6. Successful brand-building is more valuable than response generation. Advertising specifically designed to increase brand awareness and preference began around 1900. Soon an interesting fact emerged: advertisers were willing to pay more to build brands than to generate direct sales. When advertising is evaluated by precise ROI, publishers often have trouble maintaining advertising rates. Advertising evaluated by increases in brand awareness and preference is less price-sensitive.
7. Investment in the next generation is profitable. Learning how to read is not quite the same thing as learning the joy of reading. Children who love to read buy more and more books and periodicals as they grow up. Waves of market expansion follow increased investment in childhood reading. For example: in the 1870s publishers launched a flurry of well-designed, well-edited, and engaging children’s magazines, including several from book publishers who wanted to build a long-term customer base. Twenty years later there was a surge of expansion in the market for books and periodicals, which we doubt was totally coincidental. This phenomenon has some side effects worth examining as well. Children who are read to are more successful when they start school… and kids who enjoy reading grow up to be better-informed citizens as well as good customers for publishers.

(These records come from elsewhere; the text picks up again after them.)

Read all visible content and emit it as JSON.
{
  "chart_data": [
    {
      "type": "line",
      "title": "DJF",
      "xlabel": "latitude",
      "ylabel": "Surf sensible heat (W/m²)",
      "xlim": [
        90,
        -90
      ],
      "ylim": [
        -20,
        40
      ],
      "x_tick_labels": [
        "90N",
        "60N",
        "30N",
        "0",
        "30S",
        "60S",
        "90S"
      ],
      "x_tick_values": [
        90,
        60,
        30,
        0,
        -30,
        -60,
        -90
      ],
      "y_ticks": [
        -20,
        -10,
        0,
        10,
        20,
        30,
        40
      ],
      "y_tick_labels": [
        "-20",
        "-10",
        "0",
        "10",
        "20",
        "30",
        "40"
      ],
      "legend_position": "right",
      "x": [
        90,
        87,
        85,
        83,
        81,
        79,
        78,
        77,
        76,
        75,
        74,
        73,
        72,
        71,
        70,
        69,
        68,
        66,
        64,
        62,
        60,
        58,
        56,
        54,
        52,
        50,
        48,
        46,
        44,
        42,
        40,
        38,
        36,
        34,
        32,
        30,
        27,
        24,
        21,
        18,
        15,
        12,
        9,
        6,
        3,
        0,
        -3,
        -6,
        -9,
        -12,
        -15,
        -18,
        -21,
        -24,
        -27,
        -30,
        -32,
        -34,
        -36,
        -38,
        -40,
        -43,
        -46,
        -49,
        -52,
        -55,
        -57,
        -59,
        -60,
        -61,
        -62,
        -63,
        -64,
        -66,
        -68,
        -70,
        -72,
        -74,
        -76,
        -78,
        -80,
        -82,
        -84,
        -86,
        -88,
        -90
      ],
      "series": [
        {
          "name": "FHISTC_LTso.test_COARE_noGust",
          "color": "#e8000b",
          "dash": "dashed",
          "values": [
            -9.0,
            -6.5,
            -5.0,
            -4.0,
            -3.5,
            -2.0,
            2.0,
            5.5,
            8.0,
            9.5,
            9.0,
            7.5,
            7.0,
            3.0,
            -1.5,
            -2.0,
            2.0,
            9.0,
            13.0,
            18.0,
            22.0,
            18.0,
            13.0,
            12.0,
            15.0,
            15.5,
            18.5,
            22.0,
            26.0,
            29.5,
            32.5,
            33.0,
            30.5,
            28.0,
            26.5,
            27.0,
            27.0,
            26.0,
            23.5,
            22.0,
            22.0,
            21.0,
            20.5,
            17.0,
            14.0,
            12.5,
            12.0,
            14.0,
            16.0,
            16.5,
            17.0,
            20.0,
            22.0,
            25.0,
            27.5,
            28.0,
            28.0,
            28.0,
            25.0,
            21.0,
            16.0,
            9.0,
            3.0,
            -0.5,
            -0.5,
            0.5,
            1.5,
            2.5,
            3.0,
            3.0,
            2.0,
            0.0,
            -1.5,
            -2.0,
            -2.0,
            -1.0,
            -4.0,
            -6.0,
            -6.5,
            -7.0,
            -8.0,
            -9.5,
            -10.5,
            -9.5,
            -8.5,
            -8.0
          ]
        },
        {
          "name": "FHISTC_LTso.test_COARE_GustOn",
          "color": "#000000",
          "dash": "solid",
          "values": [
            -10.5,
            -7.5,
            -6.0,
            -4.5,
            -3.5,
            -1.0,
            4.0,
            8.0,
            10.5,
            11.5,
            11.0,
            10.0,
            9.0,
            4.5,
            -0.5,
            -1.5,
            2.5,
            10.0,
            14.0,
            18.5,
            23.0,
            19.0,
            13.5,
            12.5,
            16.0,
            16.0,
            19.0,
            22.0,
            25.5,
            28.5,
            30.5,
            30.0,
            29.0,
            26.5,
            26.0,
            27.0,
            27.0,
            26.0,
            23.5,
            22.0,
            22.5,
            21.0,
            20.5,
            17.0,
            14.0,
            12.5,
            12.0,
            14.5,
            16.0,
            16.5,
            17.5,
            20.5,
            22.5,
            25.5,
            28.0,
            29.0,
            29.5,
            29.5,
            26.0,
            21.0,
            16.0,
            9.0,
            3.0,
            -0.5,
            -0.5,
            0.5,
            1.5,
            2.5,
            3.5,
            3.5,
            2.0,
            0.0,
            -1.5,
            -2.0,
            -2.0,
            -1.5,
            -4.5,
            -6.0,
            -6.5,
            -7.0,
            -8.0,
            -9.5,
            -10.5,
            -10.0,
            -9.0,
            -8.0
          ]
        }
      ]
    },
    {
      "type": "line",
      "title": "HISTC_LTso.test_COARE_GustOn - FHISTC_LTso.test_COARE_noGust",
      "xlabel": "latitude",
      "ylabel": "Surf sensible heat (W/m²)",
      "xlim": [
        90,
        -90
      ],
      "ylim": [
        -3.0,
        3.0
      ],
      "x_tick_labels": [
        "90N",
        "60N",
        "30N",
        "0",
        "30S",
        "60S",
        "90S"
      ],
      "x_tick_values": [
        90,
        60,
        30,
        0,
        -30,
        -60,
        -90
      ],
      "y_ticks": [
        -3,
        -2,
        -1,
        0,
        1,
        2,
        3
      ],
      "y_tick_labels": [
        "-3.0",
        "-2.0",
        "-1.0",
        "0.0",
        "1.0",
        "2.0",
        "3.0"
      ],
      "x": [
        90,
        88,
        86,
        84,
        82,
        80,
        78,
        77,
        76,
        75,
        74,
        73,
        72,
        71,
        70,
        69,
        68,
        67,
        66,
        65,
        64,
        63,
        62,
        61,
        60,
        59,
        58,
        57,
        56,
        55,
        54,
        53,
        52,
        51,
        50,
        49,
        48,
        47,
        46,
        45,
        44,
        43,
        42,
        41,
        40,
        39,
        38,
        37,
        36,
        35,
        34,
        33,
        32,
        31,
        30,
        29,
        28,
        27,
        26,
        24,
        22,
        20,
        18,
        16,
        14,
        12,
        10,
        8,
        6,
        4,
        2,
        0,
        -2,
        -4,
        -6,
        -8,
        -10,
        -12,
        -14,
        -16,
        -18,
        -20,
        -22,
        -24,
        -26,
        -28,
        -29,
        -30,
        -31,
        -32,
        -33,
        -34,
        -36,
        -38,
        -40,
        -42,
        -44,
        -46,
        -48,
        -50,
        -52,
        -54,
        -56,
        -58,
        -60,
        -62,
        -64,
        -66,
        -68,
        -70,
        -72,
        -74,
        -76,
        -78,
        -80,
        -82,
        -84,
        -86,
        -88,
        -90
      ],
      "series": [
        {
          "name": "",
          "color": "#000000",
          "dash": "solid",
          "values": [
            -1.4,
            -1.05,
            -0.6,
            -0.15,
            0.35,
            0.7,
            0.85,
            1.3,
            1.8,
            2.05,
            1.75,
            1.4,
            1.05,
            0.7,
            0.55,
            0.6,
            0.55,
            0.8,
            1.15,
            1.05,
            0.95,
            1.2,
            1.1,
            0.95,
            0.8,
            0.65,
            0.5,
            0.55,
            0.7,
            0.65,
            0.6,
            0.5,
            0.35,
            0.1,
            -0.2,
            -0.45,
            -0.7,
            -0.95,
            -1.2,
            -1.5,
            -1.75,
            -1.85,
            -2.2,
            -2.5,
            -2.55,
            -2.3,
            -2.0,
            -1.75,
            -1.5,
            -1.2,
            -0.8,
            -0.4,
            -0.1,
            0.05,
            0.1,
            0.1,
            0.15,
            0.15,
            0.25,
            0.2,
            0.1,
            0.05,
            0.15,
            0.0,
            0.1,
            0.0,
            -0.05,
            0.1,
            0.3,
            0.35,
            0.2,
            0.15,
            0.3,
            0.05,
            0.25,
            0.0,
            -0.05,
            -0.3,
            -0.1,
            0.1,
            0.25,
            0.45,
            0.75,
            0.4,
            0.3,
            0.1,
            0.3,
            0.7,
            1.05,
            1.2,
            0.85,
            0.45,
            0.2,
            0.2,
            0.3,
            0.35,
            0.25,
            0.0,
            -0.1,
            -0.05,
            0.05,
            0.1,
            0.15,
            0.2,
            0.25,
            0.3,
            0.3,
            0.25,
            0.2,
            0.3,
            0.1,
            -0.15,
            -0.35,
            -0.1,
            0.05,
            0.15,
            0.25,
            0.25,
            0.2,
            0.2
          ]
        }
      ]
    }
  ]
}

8. Good packages never die. It’s fascinating how often good forms can be resuscitated. Take, for example, Harper’s Weekly, founded in 1857. Harper’s Weekly was not the first great illustrated weekly but it was among the most successful, achieving 160,000 circulation by the early 1870s and an almost iconic status as the graphical record of its times. In 1936 Henry Luce’s Life harnessed the power of the photograph in almost exactly the same package—a large format, lavishly illustrated newsweekly—and it too became a runaway success. The differences between the two magazines are essentially superficial. Another example is the serial cliffhanger. Several hundred popular “story papers” were published in the 19th century, featuring melodramatic serials that left readers hanging in suspense from one weekly installment to the next. The formula was transferred lock, stock, and barrel to radio in the early 20th century. Romantic serials were often sponsored by companies like Proctor & Gamble and were called soap operas. Lo and behold, the same formula worked for TV, too.
9. Novelty tarnishes. “Novelty” and “innovation” share the same linguistic root, but their meanings are very different. There’s lots of novelty in the world, and it almost always proves ephemeral. Innovation can be a little harder to identify at first, but it lasts a lot longer. Publishers are often alarmed by novelty, but over the long haul novelty seldom justifies concern. We submit that when it comes to new technology, adoption rates aren’t as important as the subsequent rates of abandonment.
In business there usually isn’t much difference between wisdom and common sense… both are equally hard to find. That may be why some of these patterns and trends seem self-evident in summary. It almost goes without saying that the conclusions you draw are more valuable than the trends themselves. And it’s worth the effort to draw conclusions. Considering that the survival rates of American magazines aren’t much different today than they were in the 18th century, we wonder how many publishers doom themselves because they forget (or overlook) the past.
Our benediction comes from H. L. Mencken, who identified one of the greatest of all historical truths:
“No one in this world, so far as I know—and I have researched the records for years, and employed agents to help me—has ever lost money by underestimating the intelligence of the great masses of the plain people. Nor has anyone ever lost public office thereby.”